Dorothy smiled as she walked on. Yes, her face was calm and her eyes dry and her head erect. But no one could ever have taken her now for an unsophisticated schoolgirl. No one versed in character but could read the ineradicable stamp of anguish. But there was no bitterness, no rebellion in her heart now. She had come, through long hours of agonized wrestling, to realize that some characters can grow and thrive on the flowery plains of happiness, while some, like her own, can reach their full stature only on the lonely, barren mountain paths of sorrow.
She had often smiled as she pictured the sensitive, limited, self-sufficient, undeveloped person named Dorothy Maxwell who had come to India eight years previously. That type was not what could do most for India. It was true that the Lord chastened those whom He loved. Was it not also true that He chastened those whom He needed? And if by reason of the chastening her life was to be more fruitful, could she grudge it?
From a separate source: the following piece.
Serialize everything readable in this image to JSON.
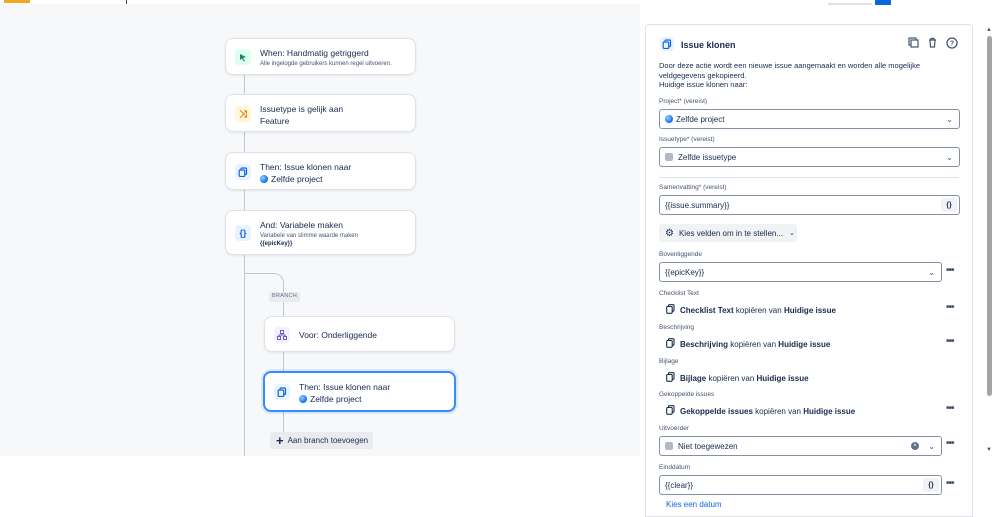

She felt now as if all her past life, and especially her first years in India with their extremes of joy and sorrow, had been just so much preparation, so much moulding of the substance of her soul as would make her a vessel meet for the Master’s service.
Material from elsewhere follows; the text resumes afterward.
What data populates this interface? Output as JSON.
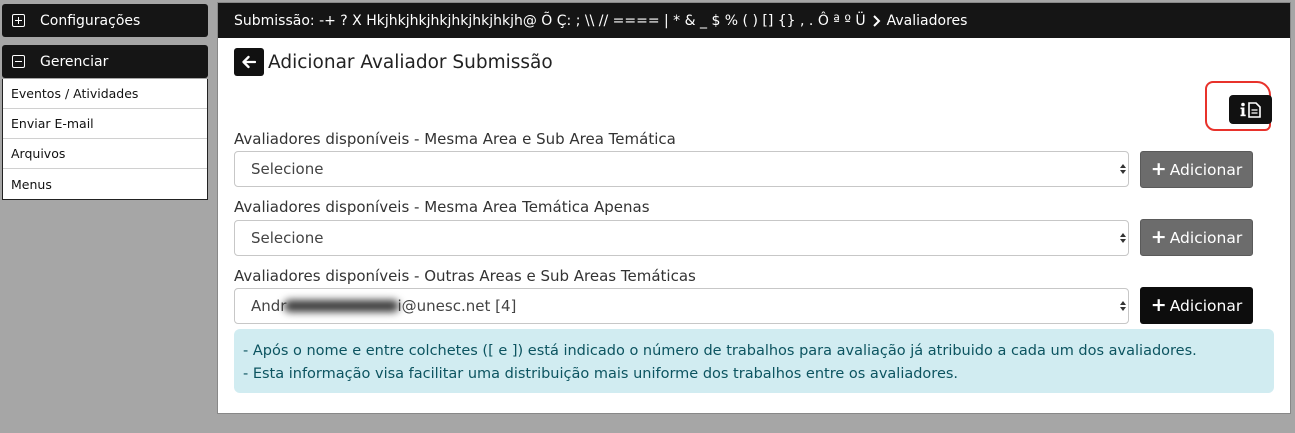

And one of the compensations of the chastening was an indestructible possession. She had tried to follow the bidding of the Best Beloved. She had, often with tears, planted a garden of pleasant thoughts, and, in the middle of it, a great blazing bunch of the red blossoms of love and service. Over and over again the rank weeds of selfish sorrow would grow up like gourds overnight, and bid fair to choke off the fragrant flowers that had begun to bloom. With anguish had she weeded them out and thrown them into her Forgettery. The garden must be kept rigidly pure. Nothing that offended must be left for a moment. And by and by, the reward of her insistence had come and her capacity for judgment grew.
And so Dorothy had acquired a little sanctuary of the mind. In the heat of the day she could drop her burdens and retire into her garden of pleasant thoughts, remembering always to pull off her shoes and shake the dust from her garments, lest any noxious weed picked up on the highway should drop on the fertile ground and take root. And there, in her garden, she could rest in the shade of the trees, and listen to the twittering of the birds and the tinkling of the tiny cascades, for the garden is watered by the spring from the hidden source of Memory.
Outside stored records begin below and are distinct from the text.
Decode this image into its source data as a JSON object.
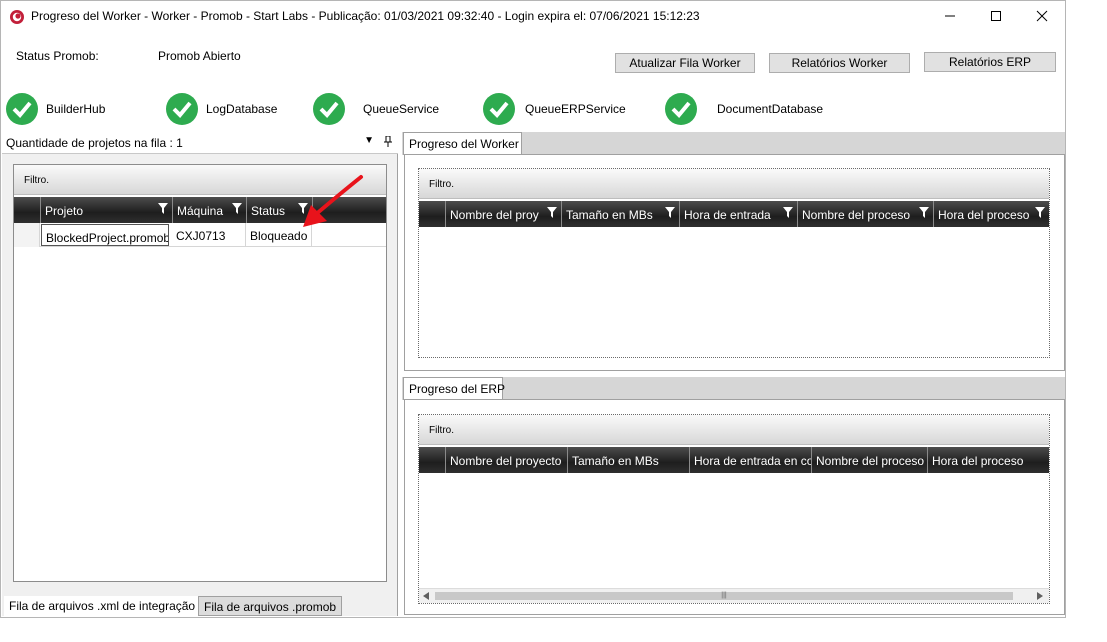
{
  "window": {
    "title": "Progreso del Worker  -  Worker - Promob  -  Start Labs  -  Publicação: 01/03/2021 09:32:40 - Login expira el: 07/06/2021 15:12:23",
    "controls": {
      "minimize": "—",
      "maximize": "☐",
      "close": "✕"
    }
  },
  "status": {
    "label": "Status Promob:",
    "value": "Promob Abierto"
  },
  "buttons": {
    "update_queue": "Atualizar Fila Worker",
    "worker_reports": "Relatórios Worker",
    "erp_reports": "Relatórios ERP"
  },
  "services": [
    {
      "name": "BuilderHub",
      "status": "ok"
    },
    {
      "name": "LogDatabase",
      "status": "ok"
    },
    {
      "name": "QueueService",
      "status": "ok"
    },
    {
      "name": "QueueERPService",
      "status": "ok"
    },
    {
      "name": "DocumentDatabase",
      "status": "ok"
    }
  ],
  "colors": {
    "check_green": "#2eab4f",
    "header_dark": "#1e1e1e"
  },
  "left_panel": {
    "title": "Quantidade de projetos na fila : 1",
    "filter": "Filtro.",
    "columns": [
      "Projeto",
      "Máquina",
      "Status"
    ],
    "rows": [
      [
        "BlockedProject.promob",
        "CXJ0713",
        "Bloqueado"
      ]
    ],
    "tabs": [
      "Fila de arquivos .xml de integração",
      "Fila de arquivos .promob"
    ]
  },
  "worker_panel": {
    "tab": "Progreso del Worker",
    "filter": "Filtro.",
    "columns": [
      "Nombre del proy",
      "Tamaño en MBs",
      "Hora de entrada",
      "Nombre del proceso",
      "Hora del proceso"
    ]
  },
  "erp_panel": {
    "tab": "Progreso del ERP",
    "filter": "Filtro.",
    "columns": [
      "Nombre del proyecto",
      "Tamaño en MBs",
      "Hora de entrada en co",
      "Nombre del proceso",
      "Hora del proceso"
    ],
    "scroll_grip": "|||"
  }
}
So now, when the strain of the day was over, Dorothy Sutherland slipped away to her room to relax. She took up a photograph and kissed it. “Thank you, dearest, thank you,” she whispered.
Then she lay back in her lounge chair, closed her eyes, and entered her garden of pleasant thoughts. How cool, how refreshing, how fragrant! A smile played over her face, as though she were in a delightful dream, as though she walked in goodly company—as indeed she did.